> >

MK Singgung Kekosongan Hukum dalam Pertimbangan Putusan Sengketa Pilpres 2024 Kubu Anies-Muhaimin

Hukum | 22 April 2024, 13:58 WIB
Pasangan Capres dan Cawapres nomor urut 1, Anies Baswedan-Muhaimin Iskandar saat mengikuti sidang putusan sengketa Pilpres 2024 di Mahkamah Konstitusi, Senin (22/4/2024). (Sumber: KOMPAS TV)

JAKARTA, KOMPAS.TV - Mahkamah Konstitusi (MK) menyoroti kekosongan hukum terkait kegiatan yang dapat diketagorikan kampanye dilakukan pejabat negara sebelum masa kampanye hingga aturan baku penggunaan fasilitas dan jabatan penyelenggara negara. 

Sorotan kekosongan hukum ini dibacakan saat saat membacakan putusan MK terkait perkara Nomor 1/PHPU.PRES-XXII/2024 yang diajukakn Anies-Muhaimin, Senin (22/4/2024). 

Awalnya Hakim Guntur Hamzah menjelaskan mengenai dalil pemohon Anies-Muhaimin soal pembiaran Presiden Joko Widodo terhadap para menteri terlibat aktif dalam kampanye pasangan nomor urut 2 Prabowo Subianto-Gibran Rakabuming Raka. 

Salah satunya yakni kegiatan Menteri Perdaganan (Mendag) Zulkifli Hasan yang diduga melanggar ketentuan Pasal 281 ayat (1) dan (2) serta Pasal 282 UU Pemilu saat melakukan kunjungan ke Pasar Klender, Jakarta Timur, Rabu (22/6/2022). 

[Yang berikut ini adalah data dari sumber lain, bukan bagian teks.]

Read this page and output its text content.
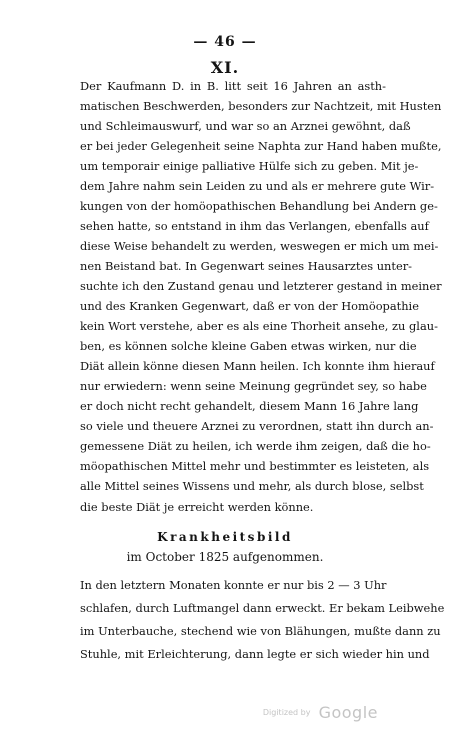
— 46 —
XI.
Der Kaufmann D. in B. litt seit 16 Jahren an asth-
matischen Beschwerden, besonders zur Nachtzeit, mit Husten
und Schleimauswurf, und war so an Arznei gewöhnt, daß
er bei jeder Gelegenheit seine Naphta zur Hand haben mußte,
um temporair einige palliative Hülfe sich zu geben. Mit je-
dem Jahre nahm sein Leiden zu und als er mehrere gute Wir-
kungen von der homöopathischen Behandlung bei Andern ge-
sehen hatte, so entstand in ihm das Verlangen, ebenfalls auf
diese Weise behandelt zu werden, weswegen er mich um mei-
nen Beistand bat. In Gegenwart seines Hausarztes unter-
suchte ich den Zustand genau und letzterer gestand in meiner
und des Kranken Gegenwart, daß er von der Homöopathie
kein Wort verstehe, aber es als eine Thorheit ansehe, zu glau-
ben, es können solche kleine Gaben etwas wirken, nur die
Diät allein könne diesen Mann heilen. Ich konnte ihm hierauf
nur erwiedern: wenn seine Meinung gegründet sey, so habe
er doch nicht recht gehandelt, diesem Mann 16 Jahre lang
so viele und theuere Arznei zu verordnen, statt ihn durch an-
gemessene Diät zu heilen, ich werde ihm zeigen, daß die ho-
möopathischen Mittel mehr und bestimmter es leisteten, als
alle Mittel seines Wissens und mehr, als durch blose, selbst
die beste Diät je erreicht werden könne.
Krankheitsbild
im October 1825 aufgenommen.
In den letztern Monaten konnte er nur bis 2 — 3 Uhr
schlafen, durch Luftmangel dann erweckt. Er bekam Leibwehe
im Unterbauche, stechend wie von Blähungen, mußte dann zu
Stuhle, mit Erleichterung, dann legte er sich wieder hin und
Digitized by Google
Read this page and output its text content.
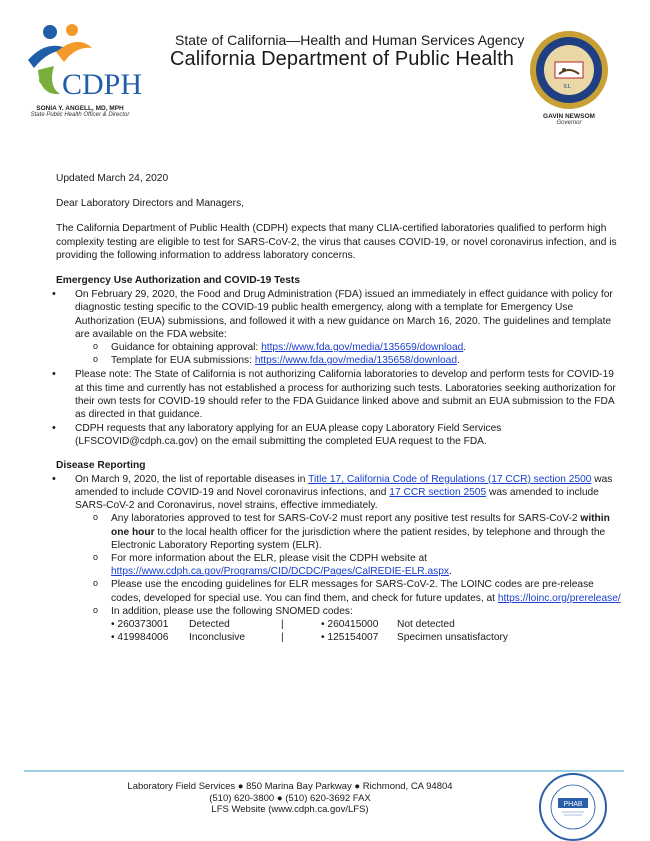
CDPH
SONIA Y. ANGELL, MD, MPH
State Public Health Officer & Director
State of California—Health and Human Services Agency
California Department of Public Health
XL
GAVIN NEWSOM
Governor
Updated March 24, 2020
Dear Laboratory Directors and Managers,
The California Department of Public Health (CDPH) expects that many CLIA-certified laboratories qualified to perform high complexity testing are eligible to test for SARS-CoV-2, the virus that causes COVID-19, or novel coronavirus infection, and is providing the following information to address laboratory concerns.
Emergency Use Authorization and COVID-19 Tests
• On February 29, 2020, the Food and Drug Administration (FDA) issued an immediately in effect guidance with policy for diagnostic testing specific to the COVID-19 public health emergency, along with a template for Emergency Use Authorization (EUA) submissions, and followed it with a new guidance on March 16, 2020. The guidelines and template are available on the FDA website:
o Guidance for obtaining approval: https://www.fda.gov/media/135659/download.
o Template for EUA submissions: https://www.fda.gov/media/135658/download.
• Please note: The State of California is not authorizing California laboratories to develop and perform tests for COVID-19 at this time and currently has not established a process for authorizing such tests. Laboratories seeking authorization for their own tests for COVID-19 should refer to the FDA Guidance linked above and submit an EUA submission to the FDA as directed in that guidance.
• CDPH requests that any laboratory applying for an EUA please copy Laboratory Field Services (LFSCOVID@cdph.ca.gov) on the email submitting the completed EUA request to the FDA.
Disease Reporting
• On March 9, 2020, the list of reportable diseases in Title 17, California Code of Regulations (17 CCR) section 2500 was amended to include COVID-19 and Novel coronavirus infections, and 17 CCR section 2505 was amended to include SARS-CoV-2 and Coronavirus, novel strains, effective immediately.
o Any laboratories approved to test for SARS-CoV-2 must report any positive test results for SARS-CoV-2 within one hour to the local health officer for the jurisdiction where the patient resides, by telephone and through the Electronic Laboratory Reporting system (ELR).
o For more information about the ELR, please visit the CDPH website at https://www.cdph.ca.gov/Programs/CID/DCDC/Pages/CalREDIE-ELR.aspx.
o Please use the encoding guidelines for ELR messages for SARS-CoV-2. The LOINC codes are pre-release codes, developed for special use. You can find them, and check for future updates, at https://loinc.org/prerelease/
o In addition, please use the following SNOMED codes:
• 260373001	Detected	|	• 260415000	Not detected
• 419984006	Inconclusive	|	• 125154007	Specimen unsatisfactory
Laboratory Field Services ● 850 Marina Bay Parkway ● Richmond, CA 94804
(510) 620-3800 ● (510) 620-3692 FAX
LFS Website (www.cdph.ca.gov/LFS)	PHAB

Dalam pertimbangannya Hakim Guntur menjelaskan mahkamah telah memeriksa secara seksama dalil pemohon, jawaban termohon dalam hal ini KPU, keterangan pihak terkait, bukti-bukti surat tulisan yang diajukan pemohon dan keterangan Bawaslu RI beserta bukti-bukti yang diajukan.

Baca Juga: Hakim MK Arief Nilai Dalil Dugaan Intervensi Presiden Jokowi di Pencolanan Gibran Tak Beralasan

Dugaan pelanggaran tersebut telah ditindaklanjuti oleh Bawaslu RI sesuai dengan tugas dan kewajibannya.

Dalam keputusan Bawaslu RI, tidak dapat melakukan tindak lanjut laporan atau temuan tersebut dikarenakan tidak adanya aturan mengenai kegiatan yang dapat diketagorikan kampanye dan sebelum masa kampanye dimulai. 

Mengenai hal itu Hakim Guntur menjelaskan aturan di UU Pemilu dan Peraturan KPU tidak mengatur lebih lanjut segala bentuk tindakan dan kegiatan yang memberikan dukungan kepada peserta pemilu sebelum dan sesudah masa kampanye. 

Berdasarkan pertimbangan tersebut dan pertimbangan hukum dari Bawaslu RI kekosongan hukum ini menjadi perhatian serius untuk pelaksanaan pemilu ke depan termasuk Pilkada Serentak 2024 di November 2024. 

"Dengan demikian menurut mahkamah dalil pemohon a quo adalah tidak beralasan menurut hukum," ujar Hakim Guntur.